One particularly disturbing detail: The River has never been translated into Spanish. Not a single edition. This despite its nomination for the Pulitzer Prize, despite its historical and epidemiological value, and despite the global importance of the AIDS crisis. Is it simply a case of editorial neglect? Or is it a symptom of something deeper — a discomfort with books that interrogate science too closely, or demand too much accountability?
As a teacher, I have spoken in class about pandemics, about scientific fallibility, about critical thinking. Like all of us, I lived through the COVID-19 pandemic, through its whirlwind of contradictory data, vanishing reports, shifting narratives. And so I cannot read The River today as just a theory about the origins of AIDS. It is a cautionary tale about what happens when science, under pressure to maintain its institutional credibility, begins to behave like power.

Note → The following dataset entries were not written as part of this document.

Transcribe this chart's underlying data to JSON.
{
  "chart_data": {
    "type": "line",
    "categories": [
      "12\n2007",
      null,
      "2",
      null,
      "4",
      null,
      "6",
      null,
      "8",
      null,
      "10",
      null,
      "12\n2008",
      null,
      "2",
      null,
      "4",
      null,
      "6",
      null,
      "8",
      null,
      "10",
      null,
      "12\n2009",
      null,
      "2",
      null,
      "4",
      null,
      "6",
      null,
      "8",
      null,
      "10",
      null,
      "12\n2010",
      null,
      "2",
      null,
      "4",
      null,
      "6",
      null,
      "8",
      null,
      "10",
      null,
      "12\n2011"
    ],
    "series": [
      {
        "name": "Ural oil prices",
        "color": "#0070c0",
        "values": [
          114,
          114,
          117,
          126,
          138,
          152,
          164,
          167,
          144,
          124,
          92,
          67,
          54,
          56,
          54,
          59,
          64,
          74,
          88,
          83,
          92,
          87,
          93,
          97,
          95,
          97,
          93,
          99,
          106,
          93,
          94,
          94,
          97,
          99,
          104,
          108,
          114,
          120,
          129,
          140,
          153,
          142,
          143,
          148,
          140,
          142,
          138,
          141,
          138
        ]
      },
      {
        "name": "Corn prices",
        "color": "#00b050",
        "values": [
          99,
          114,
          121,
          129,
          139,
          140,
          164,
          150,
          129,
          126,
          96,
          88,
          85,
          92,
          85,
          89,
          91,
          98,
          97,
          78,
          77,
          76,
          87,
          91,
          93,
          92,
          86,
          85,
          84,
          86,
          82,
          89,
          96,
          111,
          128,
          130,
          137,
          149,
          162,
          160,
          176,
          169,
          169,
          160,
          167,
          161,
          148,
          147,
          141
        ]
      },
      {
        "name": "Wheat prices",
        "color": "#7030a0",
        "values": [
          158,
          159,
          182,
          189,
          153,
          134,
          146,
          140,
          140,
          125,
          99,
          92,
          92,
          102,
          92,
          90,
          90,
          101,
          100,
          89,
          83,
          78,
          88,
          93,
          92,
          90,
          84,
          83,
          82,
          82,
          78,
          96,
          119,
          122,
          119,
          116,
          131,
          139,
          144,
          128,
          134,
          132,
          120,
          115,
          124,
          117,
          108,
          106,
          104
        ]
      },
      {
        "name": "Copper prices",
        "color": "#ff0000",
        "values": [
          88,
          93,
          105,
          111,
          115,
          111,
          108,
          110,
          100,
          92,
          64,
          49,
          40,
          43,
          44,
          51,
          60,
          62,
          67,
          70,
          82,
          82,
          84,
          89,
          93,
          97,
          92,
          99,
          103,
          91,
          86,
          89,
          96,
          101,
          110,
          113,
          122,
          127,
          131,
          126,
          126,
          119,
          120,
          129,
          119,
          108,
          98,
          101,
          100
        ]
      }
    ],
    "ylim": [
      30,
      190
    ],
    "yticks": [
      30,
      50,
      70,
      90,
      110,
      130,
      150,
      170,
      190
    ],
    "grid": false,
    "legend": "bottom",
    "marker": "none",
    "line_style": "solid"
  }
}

We now know that HIV-1 most likely crossed into humans between 1910 and 1930 in Central Africa, unrelated to the polio vaccine. Genetic studies of SIV strains in wild primates corroborate this. But those findings do not erase Hooper’s central warning: What other medical truths are being obscured, dismissed, or left unexplored—not because they are wrong, but because they are inconvenient?
Reading The River is not just an immersion into one of the great epidemiological mysteries of the twentieth century. It is also a sobering meditation on how knowledge behaves when confronted by its own fragility. The book is not perfect. It is sprawling, messy, and sometimes obsessive. But it is also brave. And its questions remain.
Not every scientific error is fatal. But refusing to examine the possibility of error—that may be the real danger.